Mafia 11

Arumi mengajar dengan pikiran yang bercabang. Memikirkan keadaan sang paman di rumah, dan juga kemana mereka akan pergi besok pagi. Pasalnya, uang yang di milikinya pas-pasan. Menumpang pun, dia tak punya sanak saudara. Jika mengontrak, maka biaya sehari-hari nanti darimana. Kepala Arumi seketika sakit kala memikirkan masalah yang menimpa jalan hidupnya.

Tanpa Max ketahui. Arumi tenyata telah memikirkan segala kebutuhannya. Arumi tidak bisa membenci pria yang tiba-tiba muncul dalam kehidupannya. Ia tak bisa melempar kejadian buruk yang menimpanya pada sosok pria yang menurutnya sangat butuh bimbingan. Max, nampaknya sudah cukup lama terombang-ambing karena sesuatu hal yang terjadi dalam hidupnya.

Sepulang mengajar, Arumi mampir ke pasar.

Arumi berniat membeli pakaian ganti untuk suaminya. Kebetulan hari ini dia menerima upah mengajar madrasah selama satu bulan. Walau pun tidak besar nilainya. Arumi tetap bersyukur. Karena ia niat mengajar pun bukan karena gaji besar. Tapi karena ingin meluaskan serta menyiarkan ilmu yang dimilikinya.
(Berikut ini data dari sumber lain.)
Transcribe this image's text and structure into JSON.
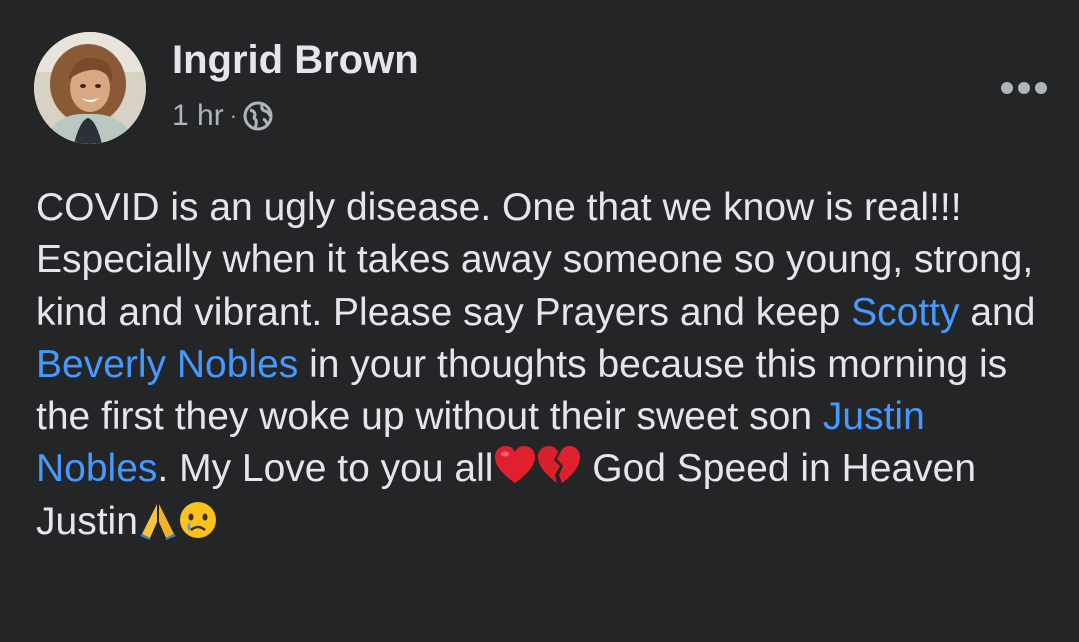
{
  "post": {
    "author": "Ingrid Brown",
    "timestamp": "1 hr",
    "separator": "·",
    "privacy_icon": "globe-icon",
    "more_icon": "more-options-icon",
    "body": {
      "line1_part1": "COVID is an ugly disease. One that we know is real!!! Especially when it takes away someone so young, strong, kind and vibrant. Please say Prayers and keep ",
      "mention1": "Scotty",
      "and_text": " and ",
      "mention2": "Beverly Nobles",
      "part2": " in your thoughts because this morning is the first they woke up without their sweet son ",
      "mention3": "Justin Nobles",
      "part3": ". My Love to you all",
      "emoji1": "red-heart-emoji",
      "emoji2": "broken-heart-emoji",
      "part4": " God Speed in Heaven Justin",
      "emoji3": "folded-hands-emoji",
      "emoji4": "crying-face-emoji"
    }
  },
  "colors": {
    "background": "#242526",
    "text": "#e4e6eb",
    "secondary_text": "#b0b3b8",
    "mention": "#4599ff"
  }
}
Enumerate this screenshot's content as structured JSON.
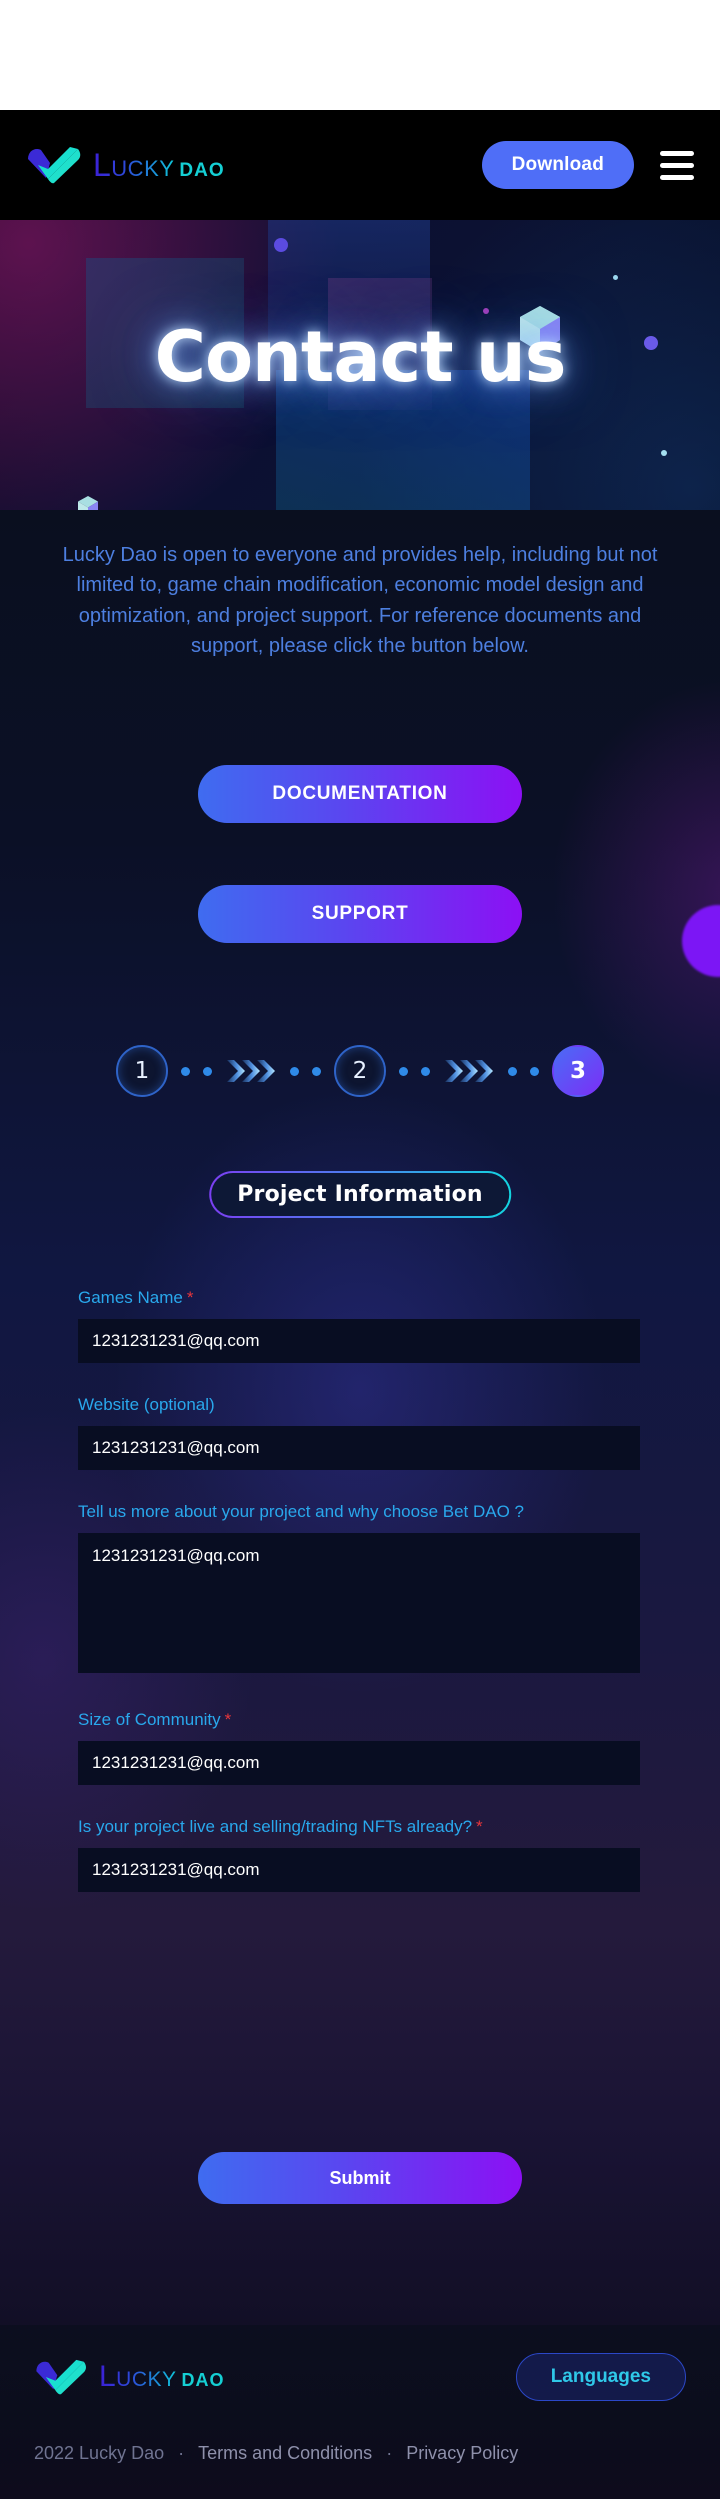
{
  "brand": {
    "name_primary": "Lucky",
    "name_secondary": "DAO",
    "logo_icon": "checkmark-logo-icon"
  },
  "header": {
    "download_label": "Download",
    "menu_icon": "hamburger-menu-icon"
  },
  "hero": {
    "title": "Contact us",
    "cube_icon": "isometric-cube-icon"
  },
  "intro": {
    "paragraph": "Lucky Dao is open to everyone and provides help, including but not limited to, game chain modification, economic model design and optimization, and project support. For reference documents and support, please click the button below."
  },
  "actions": {
    "documentation_label": "DOCUMENTATION",
    "support_label": "SUPPORT"
  },
  "stepper": {
    "steps": [
      {
        "number": "1",
        "state": "idle"
      },
      {
        "number": "2",
        "state": "idle"
      },
      {
        "number": "3",
        "state": "active"
      }
    ],
    "chevron_icon": "chevron-double-right-icon",
    "dot_icon": "progress-dot-icon"
  },
  "section": {
    "tab_label": "Project Information"
  },
  "form": {
    "required_marker": "*",
    "fields": [
      {
        "label": "Games Name",
        "required": true,
        "type": "input",
        "value": "1231231231@qq.com",
        "placeholder": "1231231231@qq.com"
      },
      {
        "label": "Website (optional)",
        "required": false,
        "type": "input",
        "value": "1231231231@qq.com",
        "placeholder": "1231231231@qq.com"
      },
      {
        "label": "Tell us more about your project and why choose Bet DAO ?",
        "required": false,
        "type": "textarea",
        "value": "1231231231@qq.com",
        "placeholder": "1231231231@qq.com"
      },
      {
        "label": "Size of Community",
        "required": true,
        "type": "input",
        "value": "1231231231@qq.com",
        "placeholder": "1231231231@qq.com"
      },
      {
        "label": "Is your project live and selling/trading NFTs already?",
        "required": true,
        "type": "input",
        "value": "1231231231@qq.com",
        "placeholder": "1231231231@qq.com"
      }
    ],
    "submit_label": "Submit"
  },
  "footer": {
    "languages_label": "Languages",
    "copyright": "2022 Lucky Dao",
    "separator": "·",
    "terms_label": "Terms and Conditions",
    "privacy_label": "Privacy Policy"
  },
  "colors": {
    "accent_blue": "#4f6ef7",
    "accent_purple": "#8c10f4",
    "label_cyan": "#29a8ec",
    "required_red": "#e8363b",
    "lead_text": "#4d7fe0",
    "logo_teal": "#15cfd4"
  }
}
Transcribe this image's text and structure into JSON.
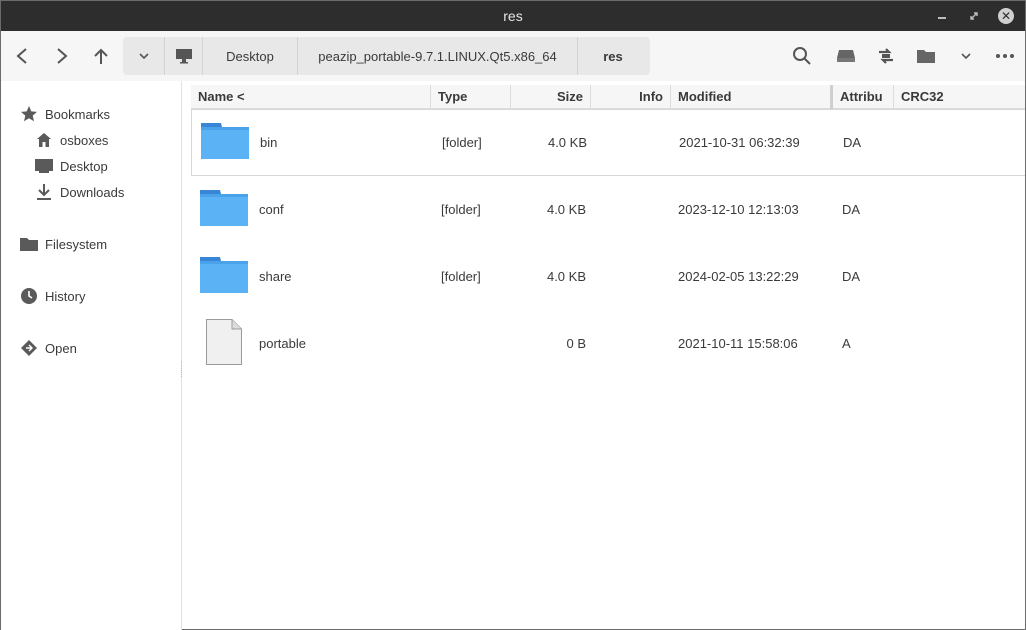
{
  "window": {
    "title": "res"
  },
  "toolbar": {
    "path": [
      "Desktop",
      "peazip_portable-9.7.1.LINUX.Qt5.x86_64",
      "res"
    ],
    "icons": [
      "back-icon",
      "forward-icon",
      "up-icon",
      "chevron-down-icon",
      "computer-icon",
      "search-icon",
      "drive-icon",
      "swap-icon",
      "folder-icon",
      "chevron-down-icon",
      "more-icon"
    ]
  },
  "sidebar": {
    "bookmarks_label": "Bookmarks",
    "items": [
      {
        "label": "osboxes",
        "icon": "home-icon"
      },
      {
        "label": "Desktop",
        "icon": "desktop-icon"
      },
      {
        "label": "Downloads",
        "icon": "download-icon"
      }
    ],
    "filesystem_label": "Filesystem",
    "history_label": "History",
    "open_label": "Open"
  },
  "list": {
    "columns": [
      "Name <",
      "Type",
      "Size",
      "Info",
      "Modified",
      "Attribu",
      "CRC32"
    ],
    "rows": [
      {
        "name": "bin",
        "type": "[folder]",
        "size": "4.0 KB",
        "modified": "2021-10-31 06:32:39",
        "attr": "DA",
        "icon": "folder-icon"
      },
      {
        "name": "conf",
        "type": "[folder]",
        "size": "4.0 KB",
        "modified": "2023-12-10 12:13:03",
        "attr": "DA",
        "icon": "folder-icon"
      },
      {
        "name": "share",
        "type": "[folder]",
        "size": "4.0 KB",
        "modified": "2024-02-05 13:22:29",
        "attr": "DA",
        "icon": "folder-icon"
      },
      {
        "name": "portable",
        "type": "",
        "size": "0 B",
        "modified": "2021-10-11 15:58:06",
        "attr": "A",
        "icon": "file-icon"
      }
    ]
  },
  "colors": {
    "titlebar": "#2d2d2d",
    "folder": "#5bb2f5",
    "folder_tab": "#3a86d6"
  }
}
Kedatangan Arumi ke toko pakaian tersebut langsung di sambut oleh pramuniaga.

"Saya butuh pakaian lengkap laki-laki dewasa beserta dalamannya," jelas Arumi lugas. Ia terbiasa membeli di sini, tapi itu setahun sekali. Hanya ketika tiba bulan Ramadhan maka Arumi akan membeli satu set perlengkapan ibadah untuk sang paman.

Seandainya pramuniaga itu tau kalau pakaian yang Arumi cari untuk suaminya. Ah, mendadak kedua pipi Arumi bersemu merah muda. Untung dia pakai niqob, sehingga tak ada yang melihatnya bukan.

Arumi pun menjelaskan kalau pakaian yang dia butuhkan untuk perawakan yang tinggi besar. Max memang kebulean dengan postur tinggi menjulang. Bahkan, Arumi hanya sebatas dadanya saja.

"Wah, kalau begitu bagian anunya pasti besar juga, Kak. Jadi, Kakaknya beli yang model ini saja," saran pramuniaga itu. Dimana ucapannya membuat Arumi seketika traveling kala mendengar kata anu dan besar.

"Kalau itu saya gak tau ah, Mbak," jawab Arumi gugup. Dia salah tingkah sendiri. Sampai harus berkali-kali menghela napas panjang.

Pramuniaga itu hanya bisa tersenyum lalu tertawa diam-diam. Sambil menyiapkan pesanan yang pelanggannya ini butuhkan.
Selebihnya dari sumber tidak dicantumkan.